A.J.: Avez-vous justement hésité à rouvrir cet Hypercacher ?
L.M. : Nous nous sommes demandé si, par respect pour les victimes, il ne valait pas mieux fermer définitivement ce magasin. Puis au contraire, nous nous sommes dit qu’avec cette réouverture nous allions dire aux terroristes que la vie sera toujours plus forte que la barbarie. C’est ce même message que nous a délivré Nir Barkat, le maire de Jérusalem lors de sa visite. Il nous a raconté que quelques heures après l’attentat de la synagogue de Har Nof, les offices reprenaient. Nous avons dès lors redoublé d'efforts pour accélérer les travaux et rouvrir le plus vite possible. Tout le monde a donné le meilleur pour permettre cette réouverture. Nous tenons à rendre un hommage particulier aux forces de police pour leur dévouement et leur efficacité et remercier le gouvernement et tous les élus de Paris pour leurs témoignages de solidarité et leur aide. Sans eux rien n'aurait été possible si rapidement.
"Un service d'ordre sera présent dans le magasin et à l'extérieur afin d'assurer la tranquillité et la sécurité de nos clients."
A.J.: De quelle manière avez-vous rénové ce magasin ?
L.M. : Nous avons pris le parti de changer radicalement son agencement, en y faisant entrer la lumière naturelle et en tentant de le rendre le plus agréable possible. Nous avons fait le choix de ne garder aucune trace de la tragédie. Plutôt que de sanctifier la mort, nous avons fait le choix d’y célébrer la vie. Pour autant, il est hors de question d'effacer ce qui s’est passé. Mais, comme après toutes les autres tragédies que le peuple juif a connues, il s’agit d’avancer et de continuer à vivre.
A.J.: Comment vont aujourd’hui le groupe Hypercacher et ses salariés ?
L.M. : Le groupe Hypercacher nous a été cédé par la famille Emsalem et particulièrement M. Michel Emsalem loué de tous, salariés, clients, fournisseurs. La famille Emsalem joue un rôle essentiel dans la communauté, notamment par la mise à disposition, depuis de nombreuses années, de viande cacher à des prix abordables porte de La Villette. Hypercacher est un des acteurs, autour desquels existe tout un écosystème qui permet à la communauté de consommer cacher. Notre priorité est de retisser encore plus les liens avec tous les partenaires présents dans l’alimentation cacher.
Quant aux salariés, ceux qui travaillaient dans le magasin de la porte de Vincennes ainsi que d’autres qui ont vécu l’attentat de près, nous avons souhaité leur laisser tout le temps nécessaire à la reconstruction.
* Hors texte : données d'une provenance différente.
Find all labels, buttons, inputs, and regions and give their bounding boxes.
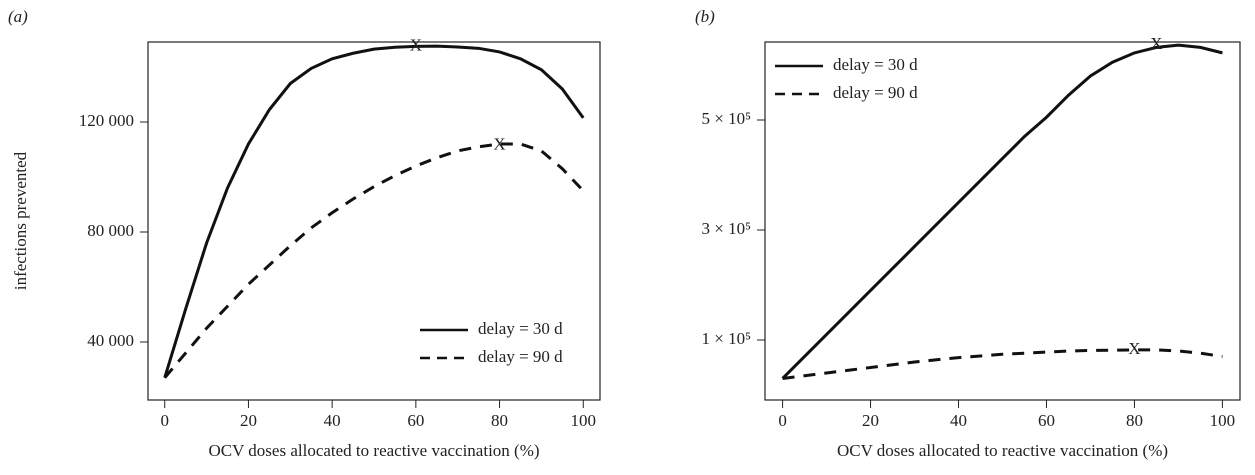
- x-tick-label: 80: [1126, 411, 1143, 430]
- panel-label: (a): [8, 7, 28, 26]
- x-tick-label: 40: [324, 411, 341, 430]
- y-tick-label: 1 × 10⁵: [701, 329, 751, 348]
- optimum-marker: X: [1128, 339, 1140, 358]
- y-tick-label: 120 000: [79, 111, 134, 130]
- x-tick-label: 0: [778, 411, 787, 430]
- optimum-marker: X: [410, 35, 422, 54]
- legend-label: delay = 90 d: [478, 347, 563, 366]
- x-tick-label: 0: [160, 411, 169, 430]
- x-axis-label: OCV doses allocated to reactive vaccinat…: [208, 441, 539, 460]
- legend-label: delay = 30 d: [833, 55, 918, 74]
- plot-frame: [764, 41, 1241, 401]
- x-tick-label: 80: [491, 411, 508, 430]
- legend-label: delay = 90 d: [833, 83, 918, 102]
- y-tick-label: 3 × 10⁵: [701, 219, 751, 238]
- x-tick-label: 60: [407, 411, 424, 430]
- x-tick-label: 100: [571, 411, 597, 430]
- optimum-marker: X: [1150, 34, 1162, 53]
- y-tick-label: 80 000: [87, 221, 134, 240]
- line-series: [782, 348, 1223, 380]
- line-series: [163, 142, 585, 379]
- x-tick-label: 20: [240, 411, 257, 430]
- y-tick-label: 40 000: [87, 331, 134, 350]
- panel-label: (b): [695, 7, 715, 26]
- plot-frame: [147, 41, 601, 401]
- optimum-marker: X: [493, 134, 505, 153]
- x-tick-label: 60: [1038, 411, 1055, 430]
- line-series: [163, 44, 585, 379]
- x-tick-label: 20: [862, 411, 879, 430]
- y-axis-label: infections prevented: [11, 151, 30, 290]
- legend-label: delay = 30 d: [478, 319, 563, 338]
- x-tick-label: 100: [1210, 411, 1236, 430]
- y-tick-label: 5 × 10⁵: [701, 109, 751, 128]
- x-axis-label: OCV doses allocated to reactive vaccinat…: [837, 441, 1168, 460]
- line-series: [781, 43, 1223, 380]
- x-tick-label: 40: [950, 411, 967, 430]
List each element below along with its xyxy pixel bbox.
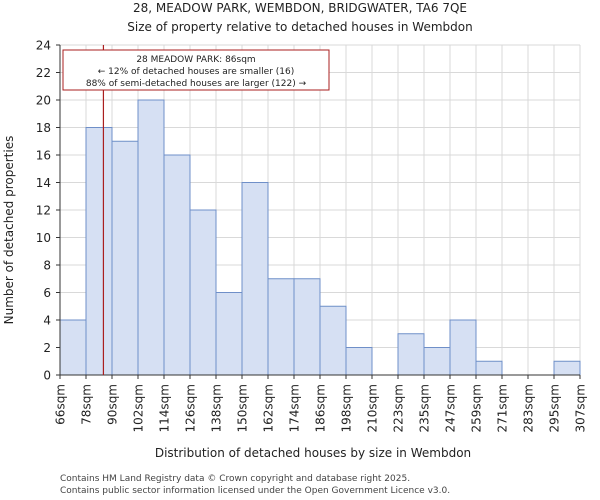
x-tick-label: 283sqm — [522, 384, 536, 432]
x-tick-label: 126sqm — [184, 384, 198, 432]
x-tick-label: 102sqm — [132, 384, 146, 432]
y-tick-label: 0 — [43, 369, 51, 383]
chart-subtitle: Size of property relative to detached ho… — [127, 20, 472, 34]
y-axis-label: Number of detached properties — [2, 136, 16, 325]
annotation-line-3: 88% of semi-detached houses are larger (… — [86, 79, 307, 89]
bar — [293, 278, 321, 376]
bar — [215, 292, 243, 376]
x-tick-label: 66sqm — [54, 384, 68, 425]
x-tick-label: 235sqm — [418, 384, 432, 432]
annotation-line-1: 28 MEADOW PARK: 86sqm — [136, 55, 255, 65]
bar — [85, 127, 113, 376]
x-tick-label: 90sqm — [106, 384, 120, 425]
x-tick-label: 223sqm — [392, 384, 406, 432]
bar — [319, 305, 347, 376]
bar — [397, 333, 425, 376]
y-tick-label: 8 — [43, 259, 51, 273]
chart-title: 28, MEADOW PARK, WEMBDON, BRIDGWATER, TA… — [133, 1, 467, 15]
x-tick-label: 78sqm — [80, 384, 94, 425]
y-tick-label: 24 — [36, 39, 51, 53]
y-tick-label: 16 — [36, 149, 51, 163]
property-marker: 28 MEADOW PARK: 86sqm ← 12% of detached … — [62, 45, 330, 375]
bar — [189, 209, 217, 376]
x-tick-label: 295sqm — [548, 384, 562, 432]
x-tick-label: 186sqm — [314, 384, 328, 432]
y-tick-label: 22 — [36, 66, 51, 80]
bar — [59, 319, 87, 376]
y-tick-label: 6 — [43, 286, 51, 300]
bar — [449, 319, 477, 376]
annotation-line-2: ← 12% of detached houses are smaller (16… — [98, 67, 295, 77]
y-tick-label: 10 — [36, 231, 51, 245]
bar — [423, 347, 451, 376]
x-tick-label: 259sqm — [470, 384, 484, 432]
x-axis-label: Distribution of detached houses by size … — [155, 446, 471, 460]
x-tick-label: 198sqm — [340, 384, 354, 432]
x-tick-label: 247sqm — [444, 384, 458, 432]
x-tick-label: 271sqm — [496, 384, 510, 432]
y-tick-label: 4 — [43, 314, 51, 328]
x-tick-label: 210sqm — [366, 384, 380, 432]
x-tick-label: 150sqm — [236, 384, 250, 432]
y-tick-label: 20 — [36, 94, 51, 108]
y-tick-label: 14 — [36, 176, 51, 190]
x-tick-label: 174sqm — [288, 384, 302, 432]
bar — [345, 347, 373, 376]
bar — [137, 99, 165, 376]
bar — [475, 360, 503, 376]
y-tick-label: 12 — [36, 204, 51, 218]
bar — [553, 360, 581, 376]
x-tick-label: 162sqm — [262, 384, 276, 432]
footer-line-1: Contains HM Land Registry data © Crown c… — [60, 474, 410, 484]
bar — [241, 182, 269, 376]
footer-line-2: Contains public sector information licen… — [60, 486, 450, 496]
bar — [163, 154, 191, 376]
bar — [267, 278, 295, 376]
bar — [111, 140, 139, 376]
y-tick-label: 18 — [36, 121, 51, 135]
bars — [59, 99, 581, 376]
x-tick-label: 114sqm — [158, 384, 172, 432]
annotation-box — [62, 49, 330, 91]
x-tick-label: 307sqm — [574, 384, 588, 432]
y-tick-label: 2 — [43, 341, 51, 355]
x-tick-label: 138sqm — [210, 384, 224, 432]
x-axis-ticks: 66sqm 78sqm 90sqm 102sqm 114sqm 126sqm 138sqm 1… — [54, 375, 588, 432]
Nous les assurons de tout notre soutien et leur laissons l’entière liberté de reprendre ou non leur activité au moment de leur choix. À la réouverture du 15 mars, c’est une équipe nouvelle qui sera mise en place.
A.J.: Comment appréhendez-vous la réouverture, sachant qu’elle devrait susciter la venue d’un grand nombre de curieux ?
L.M. : Nous avons souhaité être accompagnés pour gérer cette réouverture. Un service d'ordre sera présent dans le magasin et à l'extérieur afin d'assurer la tranquillité et la sécurité de nos clients. Hypercacher fait partie du paysage de la communauté juive. Ce qui nous importe, c’est de rendre le magasin Hypercacher à sa clientèle, avec l'aide d'Hachem.